Granulocyte-colony stimulating factor (G-CSF) has been useful in the treatment of patients with colchicine-induced leukopenia and thrombocytopenia.57,97,120,232 The dose of G-CSF, the dosing frequency, and the route of administration were variable in the reported cases.57,97,120,232 G-CSF should be started if the patient begins to manifest evidence of leukopenia. Dosing should be in accordance with the manufacturer's instructions.

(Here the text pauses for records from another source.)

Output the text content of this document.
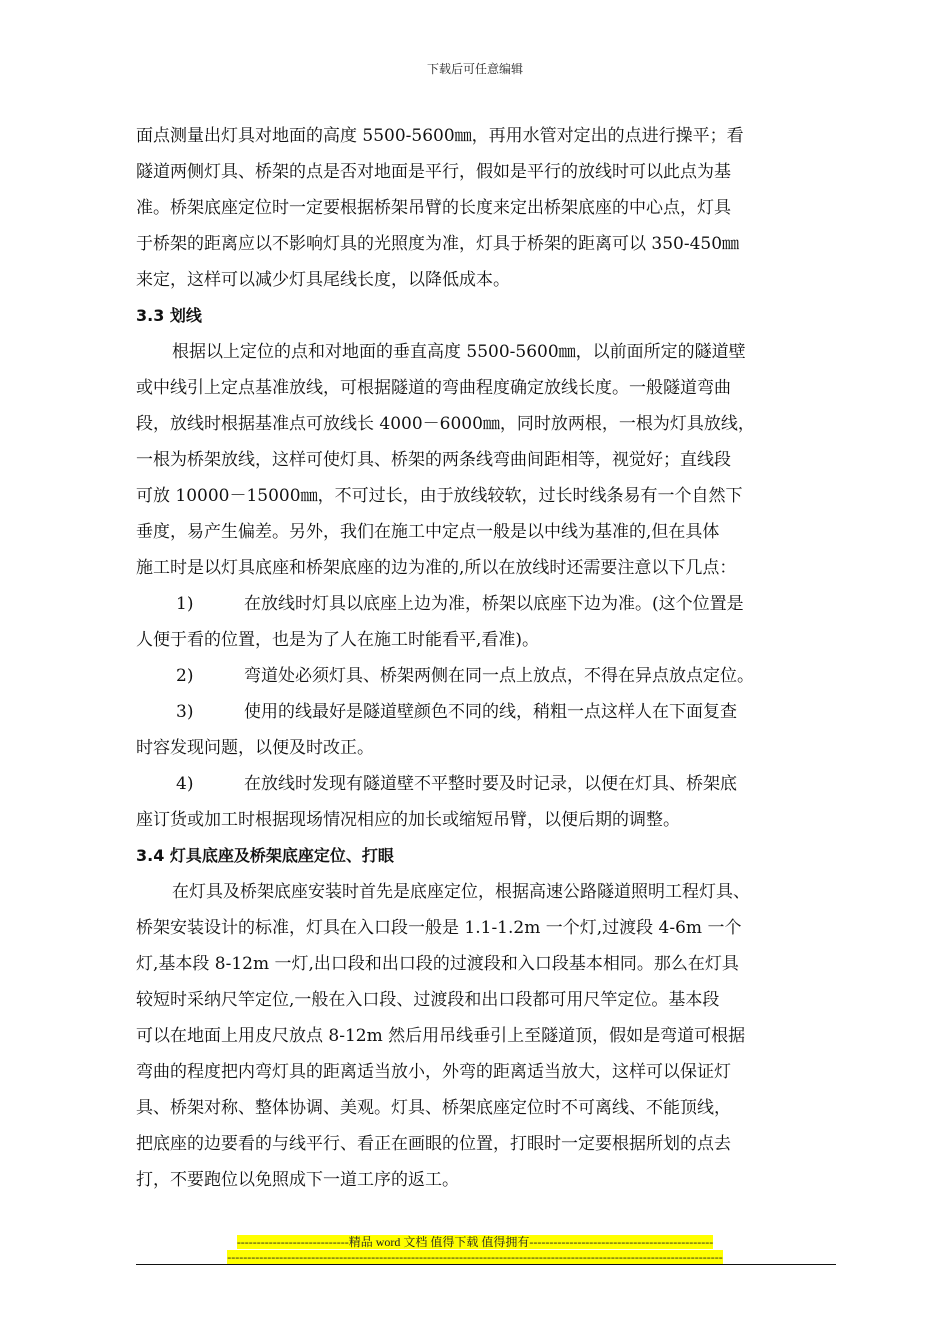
下载后可任意编辑
面点测量出灯具对地面的高度 5500-5600㎜，再用水管对定出的点进行操平；看
隧道两侧灯具、桥架的点是否对地面是平行，假如是平行的放线时可以此点为基
准。桥架底座定位时一定要根据桥架吊臂的长度来定出桥架底座的中心点，灯具
于桥架的距离应以不影响灯具的光照度为准，灯具于桥架的距离可以 350-450㎜
来定，这样可以减少灯具尾线长度，以降低成本。
3.3 划线
根据以上定位的点和对地面的垂直高度 5500-5600㎜，以前面所定的隧道壁
或中线引上定点基准放线，可根据隧道的弯曲程度确定放线长度。一般隧道弯曲
段，放线时根据基准点可放线长 4000－6000㎜，同时放两根，一根为灯具放线，
一根为桥架放线，这样可使灯具、桥架的两条线弯曲间距相等，视觉好；直线段
可放 10000－15000㎜，不可过长，由于放线较软，过长时线条易有一个自然下
垂度，易产生偏差。另外，我们在施工中定点一般是以中线为基准的,但在具体
施工时是以灯具底座和桥架底座的边为准的,所以在放线时还需要注意以下几点：
1)	在放线时灯具以底座上边为准，桥架以底座下边为准。(这个位置是
人便于看的位置，也是为了人在施工时能看平,看准)。
2)	弯道处必须灯具、桥架两侧在同一点上放点，不得在异点放点定位。
3)	使用的线最好是隧道壁颜色不同的线，稍粗一点这样人在下面复查
时容发现问题，以便及时改正。
4)	在放线时发现有隧道壁不平整时要及时记录，以便在灯具、桥架底
座订货或加工时根据现场情况相应的加长或缩短吊臂，以便后期的调整。
3.4 灯具底座及桥架底座定位、打眼
在灯具及桥架底座安装时首先是底座定位，根据高速公路隧道照明工程灯具、
桥架安装设计的标准，灯具在入口段一般是 1.1-1.2m 一个灯,过渡段 4-6m 一个
灯,基本段 8-12m 一灯,出口段和出口段的过渡段和入口段基本相同。那么在灯具
较短时采纳尺竿定位,一般在入口段、过渡段和出口段都可用尺竿定位。基本段
可以在地面上用皮尺放点 8-12m 然后用吊线垂引上至隧道顶，假如是弯道可根据
弯曲的程度把内弯灯具的距离适当放小，外弯的距离适当放大，这样可以保证灯
具、桥架对称、整体协调、美观。灯具、桥架底座定位时不可离线、不能顶线，
把底座的边要看的与线平行、看正在画眼的位置，打眼时一定要根据所划的点去
打，不要跑位以免照成下一道工序的返工。
----------------------------精品 word 文档 值得下载 值得拥有----------------------------------------------
----------------------------------------------------------------------------------------------------------------------------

Hemodialysis and hemoperfusion are not viable options for patients with colchicine poisoning based on its large volume of distribution, but hemodialysis may be required if renal failure is present.16,21,22,181,182,214,223
Because of the significant morbidity and mortality associated with colchicine toxicity, all symptomatic patients with suspected or known overdoses should be admitted to the hospital for observation. Because these patients have a risk of sudden cardiovascular collapse within the first 24 to 48 hours156 intensive care unit monitoring is recommended for at least this initial time period. Troponin should be ordered every 6 to 12 hours during this period because increasing results may suggest an increased risk of cardiotoxicity and cardiovascular collapse.84,220 Poisoned patients manifest GI signs and symptoms within several hours of ingestion and should be observed for at least 8 to 12 hours. Patients who do not manifest GI signs and symptoms within that time period after ingestion are unlikely to be significantly poisoned.